1. HAKIKAT KEHIDUPAN
Tujuan Hidup
Setiap manusia sepakat dengan tujuan hidup, yaitu mencari dan menggapai kebahagian. Semua manusia ingin hidup bahagia, hanya saja kebanyakan manusia salah dalam mencari jalan kebahagiaan, banyak yang memilih sebuah jalan hidup yang ia sangka disana ada pantai kebahagian, padahal ia adalah jurang kebinasaan.

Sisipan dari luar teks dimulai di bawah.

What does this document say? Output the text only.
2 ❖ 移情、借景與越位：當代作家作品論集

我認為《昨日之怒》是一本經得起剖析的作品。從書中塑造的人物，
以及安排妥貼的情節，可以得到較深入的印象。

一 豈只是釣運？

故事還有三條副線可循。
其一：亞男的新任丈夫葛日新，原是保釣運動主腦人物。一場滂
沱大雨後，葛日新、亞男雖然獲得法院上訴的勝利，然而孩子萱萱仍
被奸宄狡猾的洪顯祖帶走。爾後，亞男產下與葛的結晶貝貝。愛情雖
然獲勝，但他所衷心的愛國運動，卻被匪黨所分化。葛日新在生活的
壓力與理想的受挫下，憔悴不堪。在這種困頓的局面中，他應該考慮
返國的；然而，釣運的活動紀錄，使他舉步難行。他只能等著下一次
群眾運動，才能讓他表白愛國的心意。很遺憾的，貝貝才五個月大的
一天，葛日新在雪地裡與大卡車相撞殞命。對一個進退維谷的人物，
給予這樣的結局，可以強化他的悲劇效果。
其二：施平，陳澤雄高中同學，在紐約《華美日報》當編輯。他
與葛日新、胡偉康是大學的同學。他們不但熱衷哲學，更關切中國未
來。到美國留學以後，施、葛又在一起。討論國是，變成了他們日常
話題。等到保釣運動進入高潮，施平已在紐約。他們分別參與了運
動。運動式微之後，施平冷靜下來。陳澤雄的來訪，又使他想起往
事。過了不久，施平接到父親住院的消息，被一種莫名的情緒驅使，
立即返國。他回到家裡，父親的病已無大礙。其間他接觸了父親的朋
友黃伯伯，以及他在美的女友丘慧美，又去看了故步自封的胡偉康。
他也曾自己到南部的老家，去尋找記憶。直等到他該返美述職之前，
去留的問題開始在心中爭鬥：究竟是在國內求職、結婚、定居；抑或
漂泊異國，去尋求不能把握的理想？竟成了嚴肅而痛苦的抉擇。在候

Banyak orang menyangka kebahagian itu ada pada harta, karenanya ia berletih-letih dan berpeluh mencari sumber-sumber harta. Setelah ia memperoleh harta tersebut, hatinya tetap gundah dan perasaan selalu gelisah, dalam harta yang banyak itu terdapat jiwa yang rapuh. Banyak pula yang menyangka bahwa pangkat dan kekuasaan itu adalah kebahagian, tetapi setelah pangkat dan kekuasaan diperoleh kebahagiaan semakin jauh darinya, yang terdengar hanya keluh kesahnya. Jadi apa kebahagiaan yang sesungguhnya? Apa kebahagian sejati yang harus dicari oleh manusia? Siapa sebenarnya orang yang bahagia? Apa sarana untuk mencapainya?

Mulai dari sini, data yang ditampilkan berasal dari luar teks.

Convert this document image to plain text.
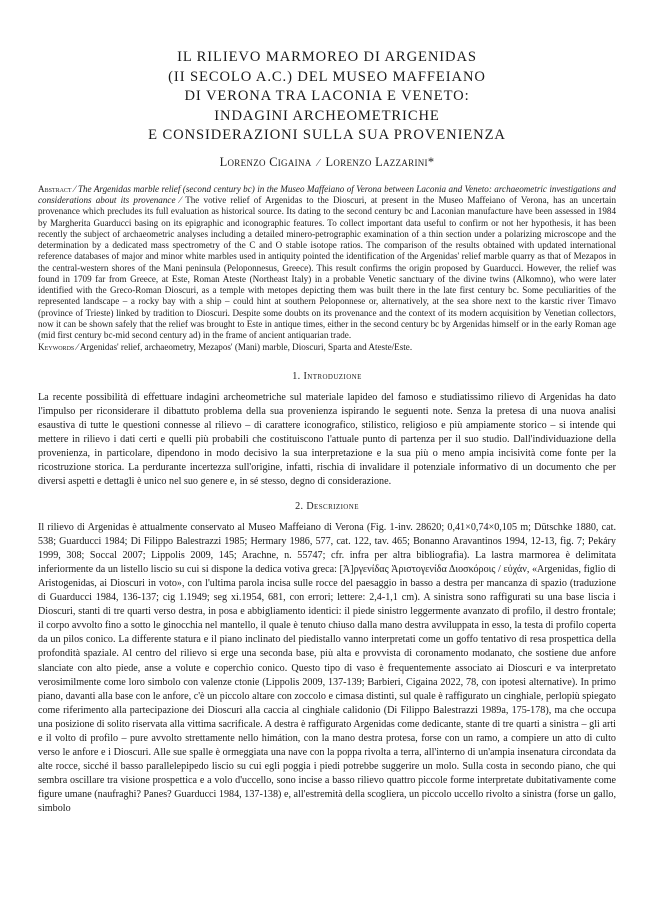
IL RILIEVO MARMOREO DI ARGENIDAS
(II SECOLO A.C.) DEL MUSEO MAFFEIANO
DI VERONA TRA LACONIA E VENETO:
INDAGINI ARCHEOMETRICHE
E CONSIDERAZIONI SULLA SUA PROVENIENZA
Lorenzo Cigaina ⁄ Lorenzo Lazzarini*
Abstract ⁄ The Argenidas marble relief (second century bc) in the Museo Maffeiano of Verona between Laconia and Veneto: archaeometric investigations and considerations about its provenance ⁄ The votive relief of Argenidas to the Dioscuri, at present in the Museo Maffeiano of Verona, has an uncertain provenance which precludes its full evaluation as historical source. Its dating to the second century bc and Laconian manufacture have been assessed in 1984 by Margherita Guarducci basing on its epigraphic and iconographic features. To collect important data useful to confirm or not her hypothesis, it has been recently the subject of archaeometric analyses including a detailed minero-petrographic examination of a thin section under a polarizing microscope and the determination by a dedicated mass spectrometry of the C and O stable isotope ratios. The comparison of the results obtained with updated international reference databases of major and minor white marbles used in antiquity pointed the identification of the Argenidas' relief marble quarry as that of Mezapos in the central-western shores of the Mani peninsula (Peloponnesus, Greece). This result confirms the origin proposed by Guarducci. However, the relief was found in 1709 far from Greece, at Este, Roman Ateste (Northeast Italy) in a probable Venetic sanctuary of the divine twins (Alkomno), who were later identified with the Greco-Roman Dioscuri, as a temple with metopes depicting them was built there in the late first century bc. Some peculiarities of the represented landscape – a rocky bay with a ship – could hint at southern Peloponnese or, alternatively, at the sea shore next to the karstic river Timavo (province of Trieste) linked by tradition to Dioscuri. Despite some doubts on its provenance and the context of its modern acquisition by Venetian collectors, now it can be shown safely that the relief was brought to Este in antique times, either in the second century bc by Argenidas himself or in the early Roman age (mid first century bc-mid second century ad) in the frame of ancient antiquarian trade.
Keywords ⁄ Argenidas' relief, archaeometry, Mezapos' (Mani) marble, Dioscuri, Sparta and Ateste/Este.
1. Introduzione
La recente possibilità di effettuare indagini archeometriche sul materiale lapideo del famoso e studiatissimo rilievo di Argenidas ha dato l'impulso per riconsiderare il dibattuto problema della sua provenienza ispirando le seguenti note. Senza la pretesa di una nuova analisi esaustiva di tutte le questioni connesse al rilievo – di carattere iconografico, stilistico, religioso e più ampiamente storico – si intende qui mettere in rilievo i dati certi e quelli più probabili che costituiscono l'attuale punto di partenza per il suo studio. Dall'individuazione della provenienza, in particolare, dipendono in modo decisivo la sua interpretazione e la sua più o meno ampia incisività come fonte per la ricostruzione storica. La perdurante incertezza sull'origine, infatti, rischia di invalidare il potenziale informativo di un documento che per diversi aspetti e dettagli è unico nel suo genere e, in sé stesso, degno di considerazione.
2. Descrizione
Il rilievo di Argenidas è attualmente conservato al Museo Maffeiano di Verona (Fig. 1-inv. 28620; 0,41×0,74×0,105 m; Dütschke 1880, cat. 538; Guarducci 1984; Di Filippo Balestrazzi 1985; Hermary 1986, 577, cat. 122, tav. 465; Bonanno Aravantinos 1994, 12-13, fig. 7; Pekáry 1999, 308; Soccal 2007; Lippolis 2009, 145; Arachne, n. 55747; cfr. infra per altra bibliografia). La lastra marmorea è delimitata inferiormente da un listello liscio su cui si dispone la dedica votiva greca: [Ἀ]ργενίδας Ἀριστογενίδα Διοσκόροις / εὐχάν, «Argenidas, figlio di Aristogenidas, ai Dioscuri in voto», con l'ultima parola incisa sulle rocce del paesaggio in basso a destra per mancanza di spazio (traduzione di Guarducci 1984, 136-137; cig 1.1949; seg xi.1954, 681, con errori; lettere: 2,4-1,1 cm). A sinistra sono raffigurati su una base liscia i Dioscuri, stanti di tre quarti verso destra, in posa e abbigliamento identici: il piede sinistro leggermente avanzato di profilo, il destro frontale; il corpo avvolto fino a sotto le ginocchia nel mantello, il quale è tenuto chiuso dalla mano destra avviluppata in esso, la testa di profilo coperta da un pilos conico. La differente statura e il piano inclinato del piedistallo vanno interpretati come un goffo tentativo di resa prospettica della profondità spaziale. Al centro del rilievo si erge una seconda base, più alta e provvista di coronamento modanato, che sostiene due anfore slanciate con alto piede, anse a volute e coperchio conico. Questo tipo di vaso è frequentemente associato ai Dioscuri e va interpretato verosimilmente come loro simbolo con valenze ctonie (Lippolis 2009, 137-139; Barbieri, Cigaina 2022, 78, con ipotesi alternative). In primo piano, davanti alla base con le anfore, c'è un piccolo altare con zoccolo e cimasa distinti, sul quale è raffigurato un cinghiale, perlopiù spiegato come riferimento alla partecipazione dei Dioscuri alla caccia al cinghiale calidonio (Di Filippo Balestrazzi 1989a, 175-178), ma che occupa una posizione di solito riservata alla vittima sacrificale. A destra è raffigurato Argenidas come dedicante, stante di tre quarti a sinistra – gli arti e il volto di profilo – pure avvolto strettamente nello himátion, con la mano destra protesa, forse con un ramo, a compiere un atto di culto verso le anfore e i Dioscuri. Alle sue spalle è ormeggiata una nave con la poppa rivolta a terra, all'interno di un'ampia insenatura circondata da alte rocce, sicché il basso parallelepipedo liscio su cui egli poggia i piedi potrebbe suggerire un molo. Sulla costa in secondo piano, che qui sembra oscillare tra visione prospettica e a volo d'uccello, sono incise a basso rilievo quattro piccole forme interpretate dubitativamente come figure umane (naufraghi? Panes? Guarducci 1984, 137-138) e, all'estremità della scogliera, un piccolo uccello rivolto a sinistra (forse un gallo, simbolo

Manusia diciptakan oleh Allah Subhanahu wa Ta'ala. Tentu yang paling mengenal tentang seluk-beluk manusia, termasuk tentang sebab bahagia atau sengsara adalah Allah Subhanahu wa Ta'ala bukan manusia. Allah Subhanahu wa Ta'ala berfirman:
"Apakah Allah yang menciptakan itu tidak mengetahui (yang kamu lahirkan atau rahasiakan)? Dan Dia Maha Halus lagi Maha Mengetahui". (QS. Al-Muluk: 14)

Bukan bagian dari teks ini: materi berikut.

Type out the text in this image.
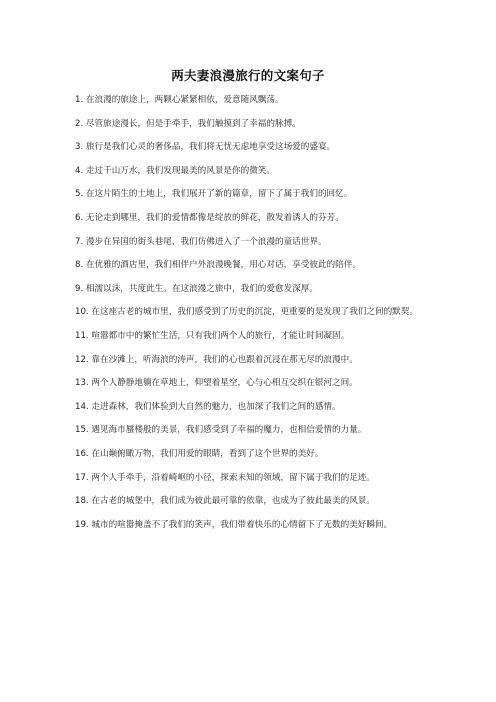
两夫妻浪漫旅行的文案句子
1. 在浪漫的旅途上，两颗心紧紧相依，爱意随风飘荡。
2. 尽管旅途漫长，但是手牵手，我们触摸到了幸福的脉搏。
3. 旅行是我们心灵的奢侈品，我们将无忧无虑地享受这场爱的盛宴。
4. 走过千山万水，我们发现最美的风景是你的微笑。
5. 在这片陌生的土地上，我们展开了新的篇章，留下了属于我们的回忆。
6. 无论走到哪里，我们的爱情都像是绽放的鲜花，散发着诱人的芬芳。
7. 漫步在异国的街头巷尾，我们仿佛进入了一个浪漫的童话世界。
8. 在优雅的酒店里，我们相伴户外浪漫晚餐，用心对话，享受彼此的陪伴。
9. 相濡以沫，共度此生。在这浪漫之旅中，我们的爱愈发深厚。
10. 在这座古老的城市里，我们感受到了历史的沉淀，更重要的是发现了我们之间的默契。
11. 喧嚣都市中的繁忙生活，只有我们两个人的旅行，才能让时间凝固。
12. 靠在沙滩上，听海浪的涛声，我们的心也跟着沉浸在那无尽的浪漫中。
13. 两个人静静地躺在草地上，仰望着星空，心与心相互交织在银河之间。
14. 走进森林，我们体验到大自然的魅力，也加深了我们之间的感情。
15. 遇见海市蜃楼般的美景，我们感受到了幸福的魔力，也相信爱情的力量。
16. 在山巅俯瞰万物，我们用爱的眼睛，看到了这个世界的美好。
17. 两个人手牵手，沿着崎岖的小径，探索未知的领域，留下属于我们的足迹。
18. 在古老的城堡中，我们成为彼此最可靠的依靠，也成为了彼此最美的风景。
19. 城市的喧嚣掩盖不了我们的笑声，我们带着快乐的心情留下了无数的美好瞬间。
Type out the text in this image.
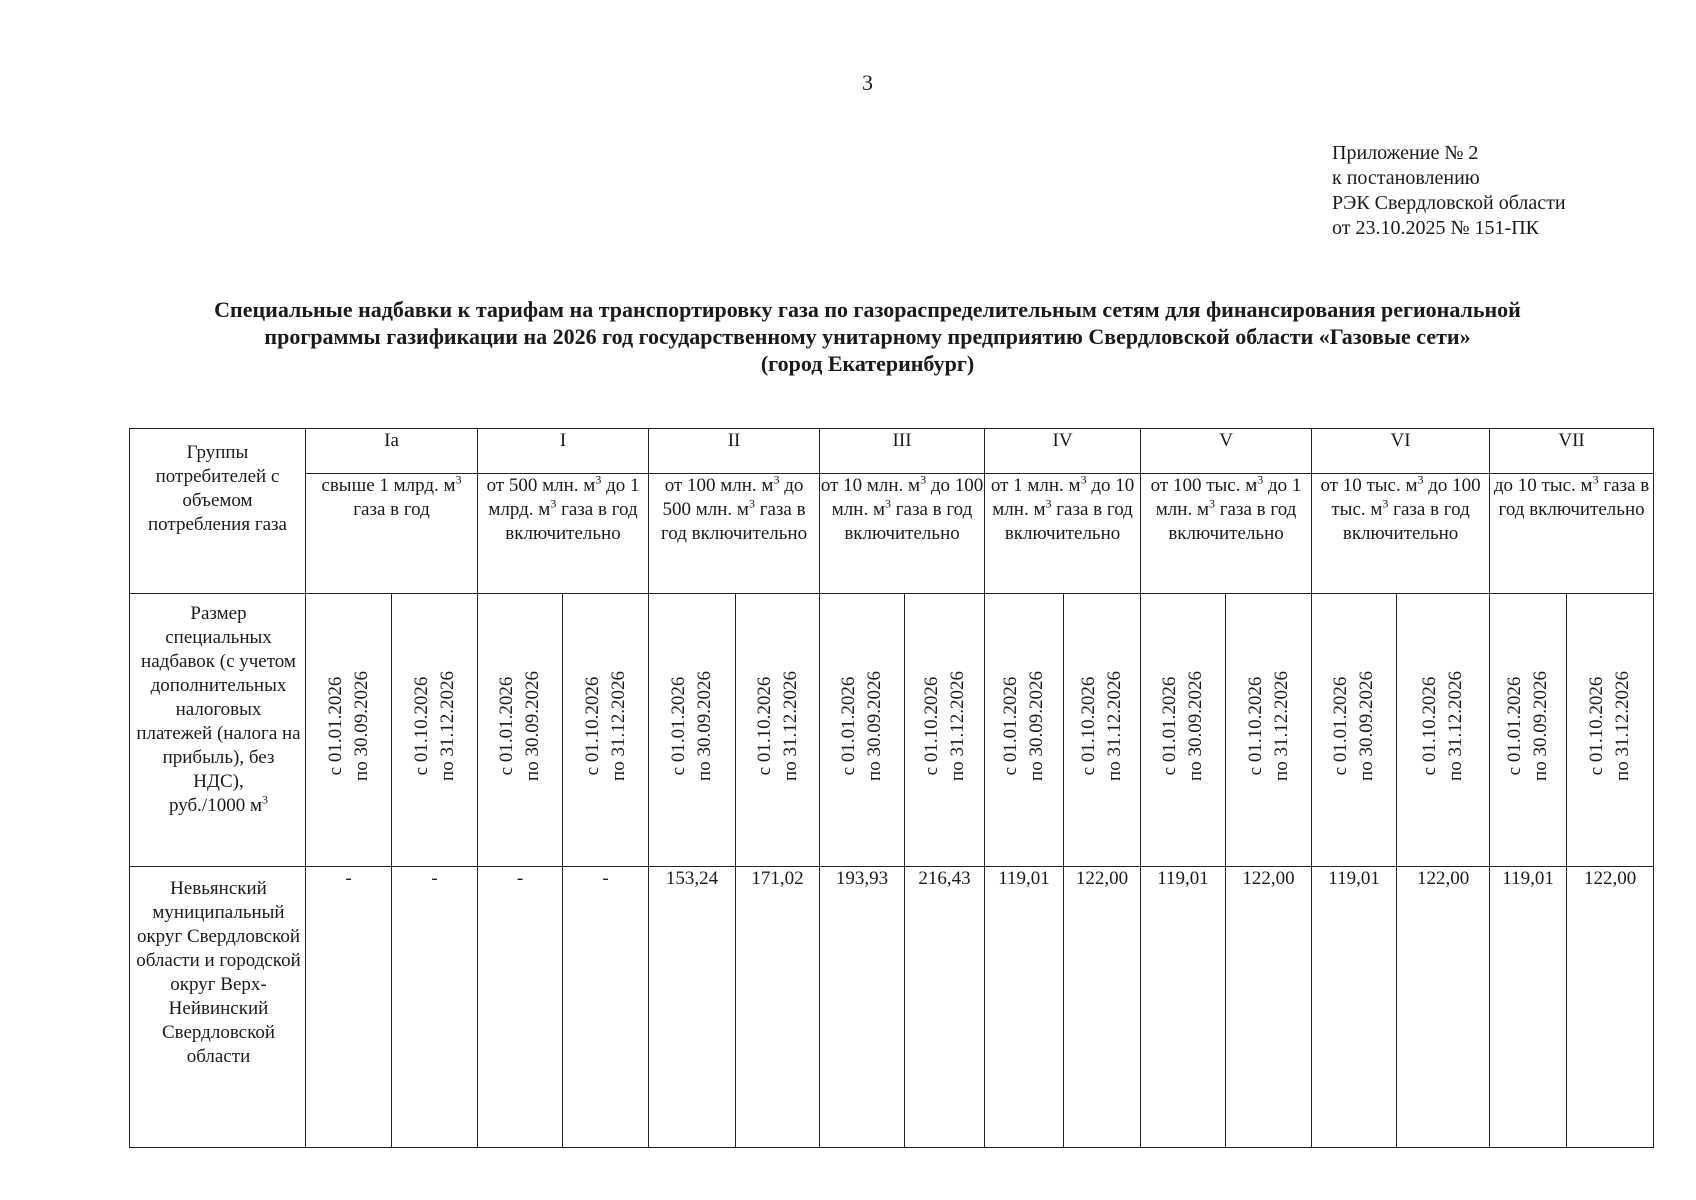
3
Приложение № 2
к постановлению
РЭК Свердловской области
от 23.10.2025 № 151-ПК
Специальные надбавки к тарифам на транспортировку газа по газораспределительным сетям для финансирования региональной
программы газификации на 2026 год государственному унитарному предприятию Свердловской области «Газовые сети»
(город Екатеринбург)
Группы потребителей с объемом потребления газа	Ia		I		II		III		IV		V		VI		VII	
	свыше 1 млрд. $м^3$ газа в год		от 500 млн. $м^3$ до 1 млрд. $м^3$ газа в год включительно		от 100 млн. $м^3$ до 500 млн. $м^3$ газа в год включительно		от 10 млн. $м^3$ до 100 млн. $м^3$ газа в год включительно		от 1 млн. $м^3$ до 10 млн. $м^3$ газа в год включительно		от 100 тыс. $м^3$ до 1 млн. $м^3$ газа в год включительно		от 10 тыс. $м^3$ до 100 тыс. $м^3$ газа в год включительно		до 10 тыс. $м^3$ газа в год включительно	
Размер специальных надбавок (с учетом дополнительных налоговых платежей (налога на прибыль), без НДС),
руб./1000 $м^3$	с 01.01.2026 по 30.09.2026	с 01.10.2026 по 31.12.2026	с 01.01.2026 по 30.09.2026	с 01.10.2026 по 31.12.2026	с 01.01.2026 по 30.09.2026	с 01.10.2026 по 31.12.2026	с 01.01.2026 по 30.09.2026	с 01.10.2026 по 31.12.2026	с 01.01.2026 по 30.09.2026	с 01.10.2026 по 31.12.2026	с 01.01.2026 по 30.09.2026	с 01.10.2026 по 31.12.2026	с 01.01.2026 по 30.09.2026	с 01.10.2026 по 31.12.2026	с 01.01.2026 по 30.09.2026	с 01.10.2026 по 31.12.2026

Невьянский муниципальный округ Свердловской области и городской округ Верх-Нейвинский Свердловской области	-	-	-	-	153,24	171,02	193,93	216,43	119,01	122,00	119,01	122,00	119,01	122,00	119,01	122,00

Ketika Al-Quran ditadaburi dan syariat Islam dikaji, maka kebahagiaan yang hakiki adalah mengaplikasikan penghambaan diri kepada Allah Subhanahu wa Ta'ala. Orang yang bahagia adalah orang yang telah berhasil menjadi hamba Allah Subhanahu wa Ta'ala. Sarana kebahagiaan adalah semua sarana yang telah disediakan oleh-Nya dalam meniti jalan penghambaan diri kepada Allah Subhanahu wa Ta'ala . Karena penghambaan diri inilah sebab diciptakannya manusia dan jin. Allah Subhanahu wa Ta'ala berfirman:
"Dan aku tidak menciptakan jin dan manusia melainkan supaya mereka mengabdi kepada Ku". (QS. Adz-Dzaaryiat: 56)
Orang yang berpaling dari penghambaan diri, dialah orang yang sengsara, Allah Subhanahu wa Ta'ala berfirman:
"Dan barang siapa berpaling dari peringatan-Ku maka sesungguhnya baginya penghidupan yang sempit, dan kami akan menghimpunkannya pada hari kiamat dalam keadaan buta'. (QS. Thaha: 124)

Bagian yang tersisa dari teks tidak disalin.